Gestion des connaissances ou de l'information ?
Les choses se compliquent quand on aborde la question des différences entre la gestion de l'information et celle des connaissances.
Maria Koloniari et Kostas Passoulis, comme Maryam Sarrafzadeh avant eux, notent une certaine confusion entre les deux notions. Une majorité de bibliothécaires pensent en réalité qu'ils ont toujours fait du KM sans le savoir. Ils ont du mal à appréhender, par rapport à la gestion de l'information, les spécificités du Knowledge Management, telles que l'importance donnée au facteur humain, à la création et au partage des connaissances, que celles-ci soient explicites ou tacites. La majorité des répondants rejettent en outre l'aspect managérial du KM, préférant y voir un prolongement d'activités bibliothéconomiques mieux connues.
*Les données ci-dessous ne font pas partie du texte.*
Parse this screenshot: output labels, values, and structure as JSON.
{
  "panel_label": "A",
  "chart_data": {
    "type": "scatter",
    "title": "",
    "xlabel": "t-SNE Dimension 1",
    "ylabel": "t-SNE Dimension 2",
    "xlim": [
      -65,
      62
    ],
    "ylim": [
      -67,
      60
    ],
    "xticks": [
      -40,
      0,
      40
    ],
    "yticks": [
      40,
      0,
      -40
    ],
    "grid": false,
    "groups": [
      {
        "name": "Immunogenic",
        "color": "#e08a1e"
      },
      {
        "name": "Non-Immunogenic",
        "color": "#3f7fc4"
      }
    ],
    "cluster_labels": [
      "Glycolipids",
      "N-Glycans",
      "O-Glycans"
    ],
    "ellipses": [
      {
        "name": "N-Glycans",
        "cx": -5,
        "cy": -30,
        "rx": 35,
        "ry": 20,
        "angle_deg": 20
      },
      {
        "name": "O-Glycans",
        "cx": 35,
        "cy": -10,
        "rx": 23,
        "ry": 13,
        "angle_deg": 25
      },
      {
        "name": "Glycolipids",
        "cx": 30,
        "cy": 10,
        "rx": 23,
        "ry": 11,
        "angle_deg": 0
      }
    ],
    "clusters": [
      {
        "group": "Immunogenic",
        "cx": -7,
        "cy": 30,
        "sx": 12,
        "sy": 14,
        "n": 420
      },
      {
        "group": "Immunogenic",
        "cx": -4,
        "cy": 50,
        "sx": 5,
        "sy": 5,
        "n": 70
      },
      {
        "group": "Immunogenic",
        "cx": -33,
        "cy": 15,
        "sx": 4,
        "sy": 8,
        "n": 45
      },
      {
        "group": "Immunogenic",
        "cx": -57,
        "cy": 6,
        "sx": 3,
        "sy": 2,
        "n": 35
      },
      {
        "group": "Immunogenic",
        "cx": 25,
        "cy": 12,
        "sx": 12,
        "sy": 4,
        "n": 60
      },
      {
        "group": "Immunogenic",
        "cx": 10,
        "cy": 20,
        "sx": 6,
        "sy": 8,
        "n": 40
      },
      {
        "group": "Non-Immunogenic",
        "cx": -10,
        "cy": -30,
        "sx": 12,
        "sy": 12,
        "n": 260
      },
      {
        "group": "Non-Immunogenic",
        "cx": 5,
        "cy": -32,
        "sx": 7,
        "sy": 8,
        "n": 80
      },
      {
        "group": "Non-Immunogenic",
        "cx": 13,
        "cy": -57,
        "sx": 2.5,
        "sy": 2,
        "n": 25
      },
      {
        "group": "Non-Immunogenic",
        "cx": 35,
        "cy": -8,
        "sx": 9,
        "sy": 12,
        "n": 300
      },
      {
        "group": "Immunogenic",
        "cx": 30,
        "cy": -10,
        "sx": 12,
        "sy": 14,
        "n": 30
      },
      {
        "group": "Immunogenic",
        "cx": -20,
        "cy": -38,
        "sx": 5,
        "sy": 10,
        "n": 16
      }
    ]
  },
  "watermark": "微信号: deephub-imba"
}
De la théorie à la pratique
Bibliothécaires anglo-saxons et grecs désignent les services de référence comme le domaine d'application du KM le plus prometteur. En cela, ils rejoignent les conclusions de plusieurs chercheurs en bibliothéconomie, qui soulignent l'impossibilité pour les professionnels de mémoriser l'intégralité des ressources susceptibles d'être mobilisées pour répondre aux usagers. Après le renseignement, c'est la prise de décision qui est repérée comme un champ d'application possible du Knowledge Management.
Reste que seulement 17 % des répondants grecs arrivent à citer un projet KM réellement mené en bibliothèque. Sont principalement évoqués des chantiers utilisant les TIC pour améliorer l'accès à des ressources internes ou externes (création d'archives institutionnelles, développement d'intranets ou de wikis, mise en place de services de référence virtuels...). Les bibliothécaires tendent à réduire le KM à la gestion de connaissances explicites par la technologie ; ils sont peu sensibles à l'implicite (les bases de connaissances informelles sont citées par 9 %, et les communautés de pratiques par 2,5 % seulement des répondants).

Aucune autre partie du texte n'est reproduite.